Quote from: ristau5741 on July 24, 2017, 06:52:00 AM
btw Cisco needs a CCLE Cisco Certified Licensing Expert. that'd be one hell of a test.
It's Cisco Certified Licensing Information Expert, or CCLIE. :smug:
If you need CCLIE just to fix licensing these days then I need to find the door :twitch: :twisted: >:D :XD:
Quote from: Dieselboy on July 24, 2017, 10:54:20 PM
If you need CCLIE just to fix licensing these days then I need to find the door :twitch: :twisted: >:D :XD:
it's not about the getting the license, just need to go to the Cisco Licensing portal,
whether you need to use the classic licensing scheme or the new smart software licensing.

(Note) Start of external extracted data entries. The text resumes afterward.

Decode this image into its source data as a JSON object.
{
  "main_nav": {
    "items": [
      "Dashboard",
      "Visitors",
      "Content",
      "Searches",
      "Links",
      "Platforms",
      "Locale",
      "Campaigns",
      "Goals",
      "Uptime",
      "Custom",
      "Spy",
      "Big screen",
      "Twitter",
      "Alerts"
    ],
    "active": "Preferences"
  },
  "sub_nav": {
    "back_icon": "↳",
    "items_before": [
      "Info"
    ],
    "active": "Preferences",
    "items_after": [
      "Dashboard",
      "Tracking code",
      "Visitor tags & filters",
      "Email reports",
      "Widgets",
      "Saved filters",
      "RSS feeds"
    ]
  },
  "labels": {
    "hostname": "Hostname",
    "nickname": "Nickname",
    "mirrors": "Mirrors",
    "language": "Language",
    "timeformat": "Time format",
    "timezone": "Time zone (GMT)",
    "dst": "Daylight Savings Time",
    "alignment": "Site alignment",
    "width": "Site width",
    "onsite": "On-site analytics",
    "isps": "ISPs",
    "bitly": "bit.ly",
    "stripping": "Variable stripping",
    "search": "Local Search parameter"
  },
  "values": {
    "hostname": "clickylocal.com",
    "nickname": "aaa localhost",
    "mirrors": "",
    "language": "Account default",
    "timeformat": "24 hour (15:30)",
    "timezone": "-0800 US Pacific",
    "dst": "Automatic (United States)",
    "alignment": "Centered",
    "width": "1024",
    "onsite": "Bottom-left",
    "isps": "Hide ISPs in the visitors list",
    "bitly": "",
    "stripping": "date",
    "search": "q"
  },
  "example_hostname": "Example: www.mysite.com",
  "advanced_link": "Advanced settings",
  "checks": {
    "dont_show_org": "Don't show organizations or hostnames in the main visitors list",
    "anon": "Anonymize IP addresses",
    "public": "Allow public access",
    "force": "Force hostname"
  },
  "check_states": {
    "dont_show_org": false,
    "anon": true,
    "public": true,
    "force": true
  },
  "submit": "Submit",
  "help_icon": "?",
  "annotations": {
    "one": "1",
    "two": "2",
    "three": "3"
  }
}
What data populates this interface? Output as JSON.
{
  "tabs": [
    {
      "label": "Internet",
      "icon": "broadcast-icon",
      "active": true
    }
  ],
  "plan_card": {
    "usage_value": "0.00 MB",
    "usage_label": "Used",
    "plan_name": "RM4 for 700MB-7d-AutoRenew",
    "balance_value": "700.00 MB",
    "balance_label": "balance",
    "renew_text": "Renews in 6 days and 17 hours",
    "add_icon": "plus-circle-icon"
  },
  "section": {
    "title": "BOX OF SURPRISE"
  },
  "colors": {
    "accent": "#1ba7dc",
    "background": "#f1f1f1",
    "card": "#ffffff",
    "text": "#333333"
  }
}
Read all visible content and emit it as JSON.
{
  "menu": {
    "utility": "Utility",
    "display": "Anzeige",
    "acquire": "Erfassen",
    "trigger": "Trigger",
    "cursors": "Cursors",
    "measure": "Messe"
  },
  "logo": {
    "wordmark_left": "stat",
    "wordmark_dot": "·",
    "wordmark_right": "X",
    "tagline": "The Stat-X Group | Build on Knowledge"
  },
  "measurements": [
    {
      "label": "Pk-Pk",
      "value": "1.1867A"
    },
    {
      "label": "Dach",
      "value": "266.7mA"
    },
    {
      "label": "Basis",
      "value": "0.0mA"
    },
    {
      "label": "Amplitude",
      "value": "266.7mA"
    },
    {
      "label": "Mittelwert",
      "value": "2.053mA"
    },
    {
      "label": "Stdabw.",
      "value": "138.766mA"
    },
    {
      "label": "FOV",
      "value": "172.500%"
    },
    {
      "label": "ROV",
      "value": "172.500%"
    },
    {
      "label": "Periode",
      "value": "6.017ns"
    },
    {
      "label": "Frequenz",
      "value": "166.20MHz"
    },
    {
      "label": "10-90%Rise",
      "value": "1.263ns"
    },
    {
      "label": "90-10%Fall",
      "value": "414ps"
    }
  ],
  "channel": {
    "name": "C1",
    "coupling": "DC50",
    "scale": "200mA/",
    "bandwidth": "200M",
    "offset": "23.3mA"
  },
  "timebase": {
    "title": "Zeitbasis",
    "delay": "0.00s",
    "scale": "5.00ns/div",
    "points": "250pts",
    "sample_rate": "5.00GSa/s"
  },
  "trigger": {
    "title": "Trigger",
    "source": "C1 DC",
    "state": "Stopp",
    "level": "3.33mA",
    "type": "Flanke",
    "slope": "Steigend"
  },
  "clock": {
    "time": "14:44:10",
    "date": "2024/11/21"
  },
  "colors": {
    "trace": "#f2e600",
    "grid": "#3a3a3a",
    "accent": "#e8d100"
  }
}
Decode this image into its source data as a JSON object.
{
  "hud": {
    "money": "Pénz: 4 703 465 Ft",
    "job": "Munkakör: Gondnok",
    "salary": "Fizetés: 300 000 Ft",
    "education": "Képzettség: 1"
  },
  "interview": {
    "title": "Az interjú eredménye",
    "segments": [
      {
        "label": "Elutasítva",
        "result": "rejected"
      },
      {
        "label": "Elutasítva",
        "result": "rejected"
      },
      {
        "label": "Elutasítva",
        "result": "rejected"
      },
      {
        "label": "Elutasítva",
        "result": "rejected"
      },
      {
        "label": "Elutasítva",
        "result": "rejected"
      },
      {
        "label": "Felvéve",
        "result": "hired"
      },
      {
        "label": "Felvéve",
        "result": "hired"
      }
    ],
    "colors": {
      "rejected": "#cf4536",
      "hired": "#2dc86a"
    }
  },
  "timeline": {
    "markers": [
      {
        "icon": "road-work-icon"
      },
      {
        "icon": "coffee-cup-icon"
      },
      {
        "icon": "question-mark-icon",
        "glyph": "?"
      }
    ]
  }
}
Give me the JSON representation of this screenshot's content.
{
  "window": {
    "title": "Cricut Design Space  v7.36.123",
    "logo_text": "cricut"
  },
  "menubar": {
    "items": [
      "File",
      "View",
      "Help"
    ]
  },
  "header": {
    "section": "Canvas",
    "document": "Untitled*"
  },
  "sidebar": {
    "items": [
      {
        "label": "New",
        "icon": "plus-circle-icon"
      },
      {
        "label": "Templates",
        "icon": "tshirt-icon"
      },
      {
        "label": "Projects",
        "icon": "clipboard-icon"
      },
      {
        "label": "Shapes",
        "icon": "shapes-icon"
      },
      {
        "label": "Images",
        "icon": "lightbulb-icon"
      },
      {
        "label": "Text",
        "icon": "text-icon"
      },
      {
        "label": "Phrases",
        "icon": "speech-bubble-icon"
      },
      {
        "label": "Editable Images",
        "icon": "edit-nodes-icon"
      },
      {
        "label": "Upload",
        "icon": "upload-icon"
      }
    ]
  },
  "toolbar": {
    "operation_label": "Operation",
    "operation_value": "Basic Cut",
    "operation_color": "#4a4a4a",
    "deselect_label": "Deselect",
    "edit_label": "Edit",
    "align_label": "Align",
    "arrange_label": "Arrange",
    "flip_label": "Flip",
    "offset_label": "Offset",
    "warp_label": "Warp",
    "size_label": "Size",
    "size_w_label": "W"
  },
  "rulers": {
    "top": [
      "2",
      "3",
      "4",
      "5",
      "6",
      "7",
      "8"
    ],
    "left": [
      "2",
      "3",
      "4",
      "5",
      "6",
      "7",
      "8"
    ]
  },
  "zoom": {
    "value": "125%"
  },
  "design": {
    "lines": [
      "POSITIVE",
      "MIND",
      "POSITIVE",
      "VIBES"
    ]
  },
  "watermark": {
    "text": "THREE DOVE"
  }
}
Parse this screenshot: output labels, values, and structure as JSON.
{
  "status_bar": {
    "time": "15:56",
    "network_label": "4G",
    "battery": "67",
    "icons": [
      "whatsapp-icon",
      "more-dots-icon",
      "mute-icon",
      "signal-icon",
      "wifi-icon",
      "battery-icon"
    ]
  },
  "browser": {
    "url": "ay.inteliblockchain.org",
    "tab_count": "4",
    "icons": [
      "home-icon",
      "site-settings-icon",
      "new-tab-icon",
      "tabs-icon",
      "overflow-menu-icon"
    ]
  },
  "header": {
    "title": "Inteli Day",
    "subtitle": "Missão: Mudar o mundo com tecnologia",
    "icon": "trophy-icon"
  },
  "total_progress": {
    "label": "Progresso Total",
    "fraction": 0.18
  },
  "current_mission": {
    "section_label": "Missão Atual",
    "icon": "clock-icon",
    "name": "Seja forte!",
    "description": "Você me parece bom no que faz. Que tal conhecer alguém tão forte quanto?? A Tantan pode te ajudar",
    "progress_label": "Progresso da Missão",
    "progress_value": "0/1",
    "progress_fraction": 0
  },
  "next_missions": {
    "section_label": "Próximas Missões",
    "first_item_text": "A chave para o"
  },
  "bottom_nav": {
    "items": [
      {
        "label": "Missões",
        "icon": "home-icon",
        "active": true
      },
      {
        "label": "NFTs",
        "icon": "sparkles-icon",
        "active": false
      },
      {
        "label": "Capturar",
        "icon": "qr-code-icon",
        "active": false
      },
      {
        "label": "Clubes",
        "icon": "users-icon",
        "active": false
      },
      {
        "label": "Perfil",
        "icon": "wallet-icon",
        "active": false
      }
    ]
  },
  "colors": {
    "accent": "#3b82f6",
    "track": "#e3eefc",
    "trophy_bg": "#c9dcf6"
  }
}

The real trick is to know exactly what one needs to license and how many licenses are needed.
this in particular is related to provided Cisco solutions, such as unified communications. Wireless, Mobility, NAC, ISE, etc.
Stick it on Eval licensing for 90 days, have a play and then activate your PAK's.
There's also the FTDv which is worth running in the lab to play about with. FirePower in general is quite a learning curve I've found, it's an awesome bit of kit when you understand everything it's doing under the hood, but it's still a bit clunky with ASA+FP Services.
I'd recommend Micronics Zero 2 Hero Sec training if you can get work to pay and have the time. They cover a lot of FP on that.
Also, Todd Lammle has started doing a specific FP course online and in person too, I've not attended that but heard good things on LinkedIn etc.
Are you licensed for AMPs and IPS?
Quote from: DanC on July 29, 2017, 12:34:05 PM
Are you licensed for AMPs and IPS?
just evaluating.
I have my out of the box 5506 running SFR 6.0.2 - and it's not working properly (doing weird things). I am updating to 6.0.2.52 because this happened before and was fixed after I updated. FYI - update the software on the sensor to get everything working :) Thought I'd mention that.